Urządzenia, które poprawiają jakość powietrza, pojawiły się w tym roku także w innych miejscowościach w Rzeszowie czy w podkrakowskich Liszkach.
Dane na temat tego, jakim powietrzem oddychają dzieci w przedszkolach, przedstawia raport "Polskie przedszkola w smogu" przygotowany przez Fundację #13 i Greenpeace. To pierwsza tego typu analiza w Polsce.
W ssiedztwie ponad 60% polskich przedszkoli zanieczyszczenia powietrze jest niezgodne z prawem: https://t.co/giLvN7kN1B pic.twitter.com/fjIn3tKS1P
Greenpeace_PL13 grudnia 2017
Autorzy raportu porównali oficjalne dane dotyczące stężeń zanieczyszczeń powietrza z rozmieszczeniem niemal 12 tysięcy przedszkoli. Ocenili też, jak stężenie smogu występujące w różnych miejscach kraju, wpływa na zdrowie dzieci poniżej piątego roku życia.
Okazało się, że ponad 60 proc. przedszkoli położonych jest na terenach z jakością powietrza nie spełniającą obowiązujących w Polsce norm, które i tak są bardzo niskie w porównaniu do innych krajów. Gdyby wziąć pod uwagę normy określone przez Światową Organizację Zdrowia, to wszystkie przedszkola w Polsce znajdują się na obszarach, na których stężenie pyłu jest tak duże, że zwiększa ryzyko zachorowania, np. na zapalenie płuc lub oskrzeli. Smog powoduje także to, że coraz więcej dzieci trafia do szpitali z powodu chorób dróg oddechowych.
Zanieczyszczenia powietrza zwiększają również ryzyko zachowania na raka, m.in. na białaczkę, co potwierdziły badania przeprowadzone w Kalifornii w USA. Jedyną metodą zapobiegania tym szkodliwym skutkom jest ograniczenie narażenia. Niezbędne jest do tego zarówno eliminacja źródeł zanieczyszczeń, takich jak piece czy palenie tytoniu, z wewnątrz pomieszczeń, jak również zapewnienie dobrej jakości powietrza atmosferycznego - uważa dr hab.n.med.
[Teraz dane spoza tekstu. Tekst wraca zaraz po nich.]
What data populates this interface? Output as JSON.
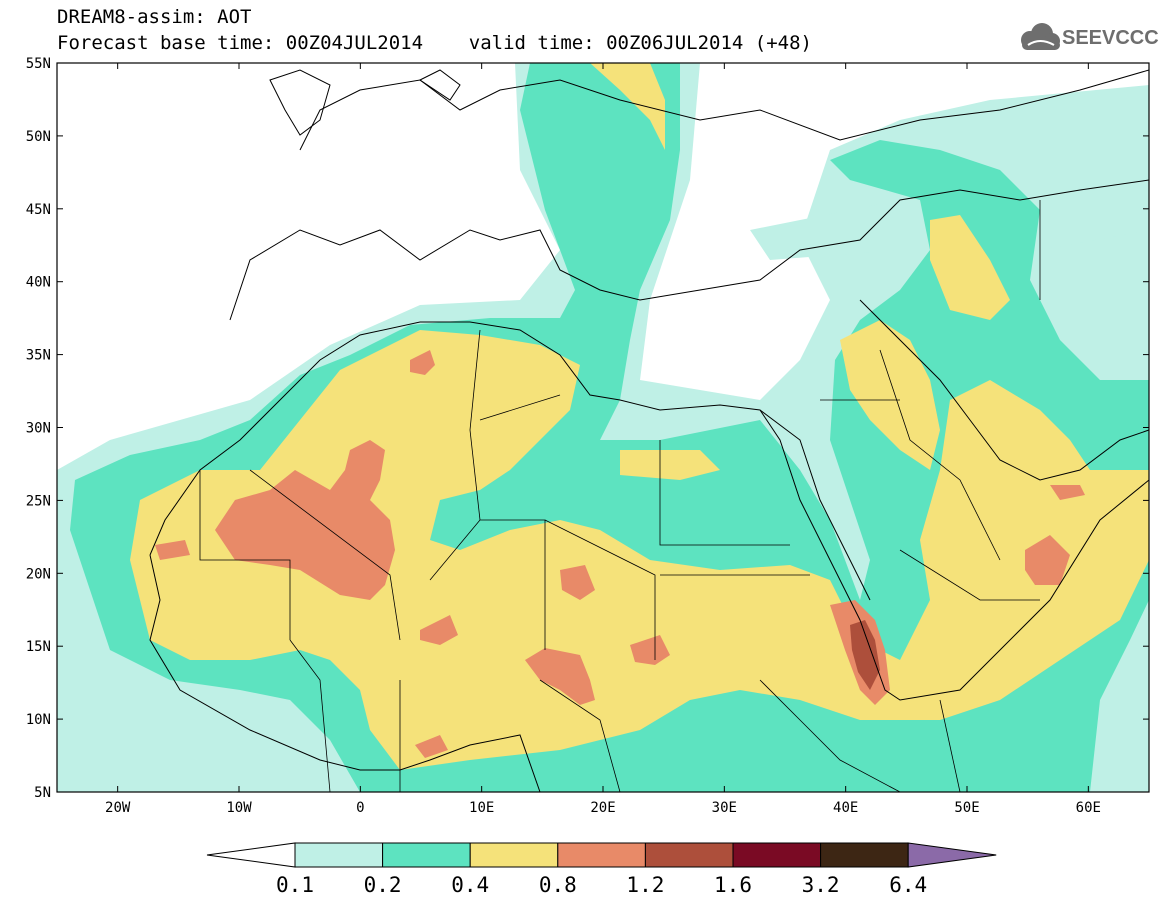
{
  "header": {
    "title_line1": "DREAM8-assim: AOT",
    "title_line2": "Forecast base time: 00Z04JUL2014    valid time: 00Z06JUL2014 (+48)",
    "logo_text": "SEEVCCC"
  },
  "axes": {
    "lat_labels": [
      "55N",
      "50N",
      "45N",
      "40N",
      "35N",
      "30N",
      "25N",
      "20N",
      "15N",
      "10N",
      "5N"
    ],
    "lon_labels": [
      "20W",
      "10W",
      "0",
      "10E",
      "20E",
      "30E",
      "40E",
      "50E",
      "60E"
    ],
    "lon_range": [
      -25,
      65
    ],
    "lat_range": [
      5,
      55
    ]
  },
  "colorbar": {
    "labels": [
      "0.1",
      "0.2",
      "0.4",
      "0.8",
      "1.2",
      "1.6",
      "3.2",
      "6.4"
    ],
    "colors": [
      "#ffffff",
      "#bff0e6",
      "#5de3c0",
      "#f5e27a",
      "#e88a68",
      "#ad4f3b",
      "#7a0a24",
      "#3d2614",
      "#8b6aa8"
    ]
  },
  "legend": {
    "level_0_1_0_2": "#bff0e6",
    "level_0_2_0_4": "#5de3c0",
    "level_0_4_0_8": "#f5e27a",
    "level_0_8_1_2": "#e88a68",
    "level_1_2_1_6": "#ad4f3b"
  }
}
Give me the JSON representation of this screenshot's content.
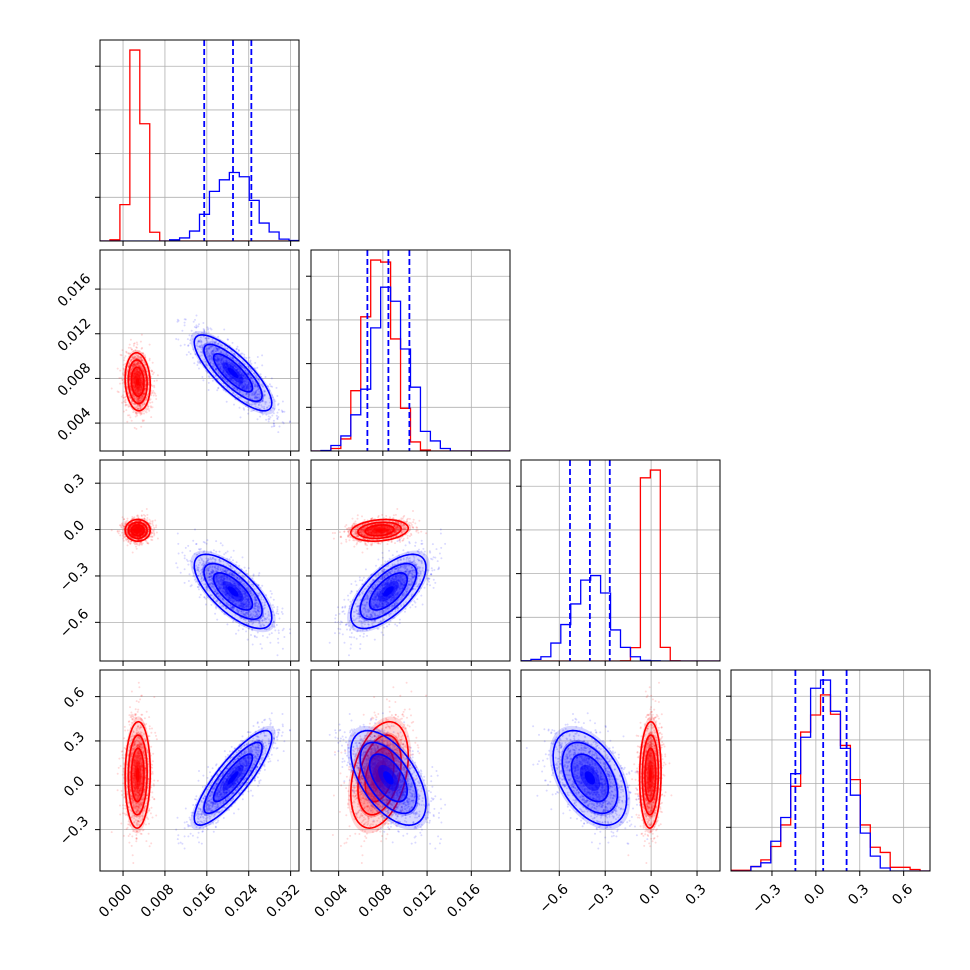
{
  "chart_data": {
    "type": "corner",
    "parameters": 4,
    "series": [
      {
        "color": "#ff0000",
        "mean": [
          0.0028,
          0.0077,
          -0.005,
          0.07
        ],
        "std": [
          0.0012,
          0.0013,
          0.035,
          0.18
        ],
        "corr": {
          "0-1": -0.1,
          "0-2": 0.0,
          "0-3": 0.05,
          "1-2": 0.2,
          "1-3": 0.35,
          "2-3": 0.05
        }
      },
      {
        "color": "#0000ff",
        "mean": [
          0.021,
          0.0085,
          -0.4,
          0.05
        ],
        "std": [
          0.0037,
          0.0017,
          0.12,
          0.16
        ],
        "corr": {
          "0-1": -0.8,
          "0-2": -0.7,
          "0-3": 0.85,
          "1-2": 0.65,
          "1-3": -0.55,
          "2-3": -0.45
        }
      }
    ],
    "quantile_color": "#0000ff",
    "quantiles": [
      [
        0.0155,
        0.021,
        0.0245
      ],
      [
        0.0066,
        0.0085,
        0.0104
      ],
      [
        -0.53,
        -0.4,
        -0.27
      ],
      [
        -0.14,
        0.05,
        0.21
      ]
    ],
    "ranges": [
      [
        -0.0044,
        0.0336
      ],
      [
        0.0015,
        0.0195
      ],
      [
        -0.85,
        0.45
      ],
      [
        -0.58,
        0.78
      ]
    ],
    "ticks": [
      [
        0.0,
        0.008,
        0.016,
        0.024,
        0.032
      ],
      [
        0.004,
        0.008,
        0.012,
        0.016
      ],
      [
        -0.6,
        -0.3,
        0.0,
        0.3
      ],
      [
        -0.3,
        0.0,
        0.3,
        0.6
      ]
    ],
    "tick_labels": [
      [
        "0.000",
        "0.008",
        "0.016",
        "0.024",
        "0.032"
      ],
      [
        "0.004",
        "0.008",
        "0.012",
        "0.016"
      ],
      [
        "−0.6",
        "−0.3",
        "0.0",
        "0.3"
      ],
      [
        "−0.3",
        "0.0",
        "0.3",
        "0.6"
      ]
    ],
    "grid": true
  }
}
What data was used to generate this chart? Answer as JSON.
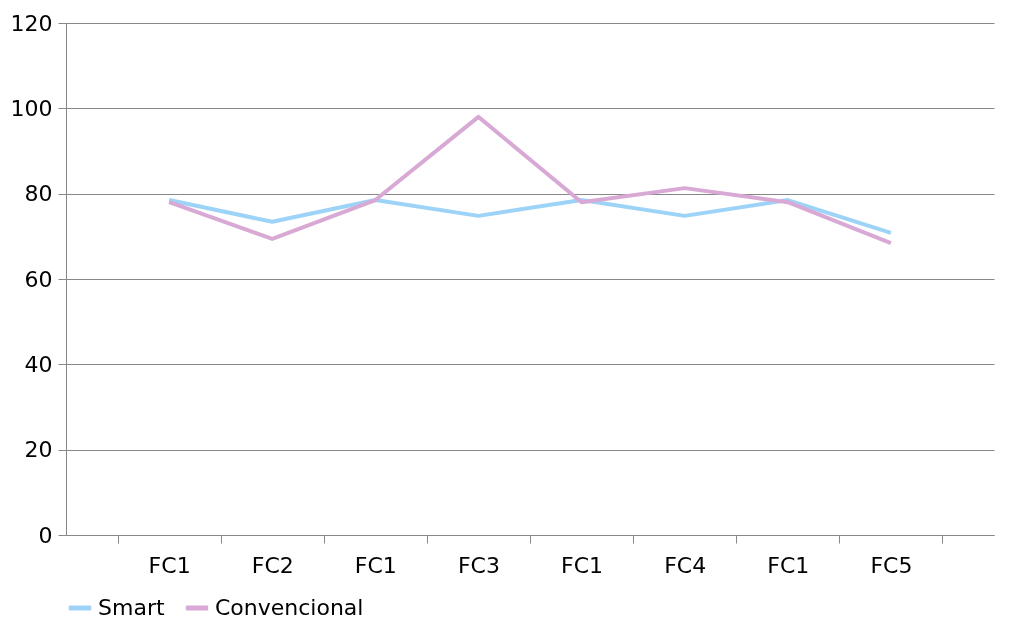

Michał Krzyżanowski, epidemiolog King’s College of London.
Wyniki prezentowane w raporcie powinny dać do myślenia rządzącym, którzy robią niewiele, by zadbać o nasze zdrowie. Polska potrzebuje kompleksowej polityki ochrony powietrza, która będzie m.in. wspierała produkcję zielonej energii, a także jej oszczędzanie -np. poprzez termomodernizację budynków - mówi Marek Józefiak, koordynator kampanii Klimat i Energia Greenpeace Polska.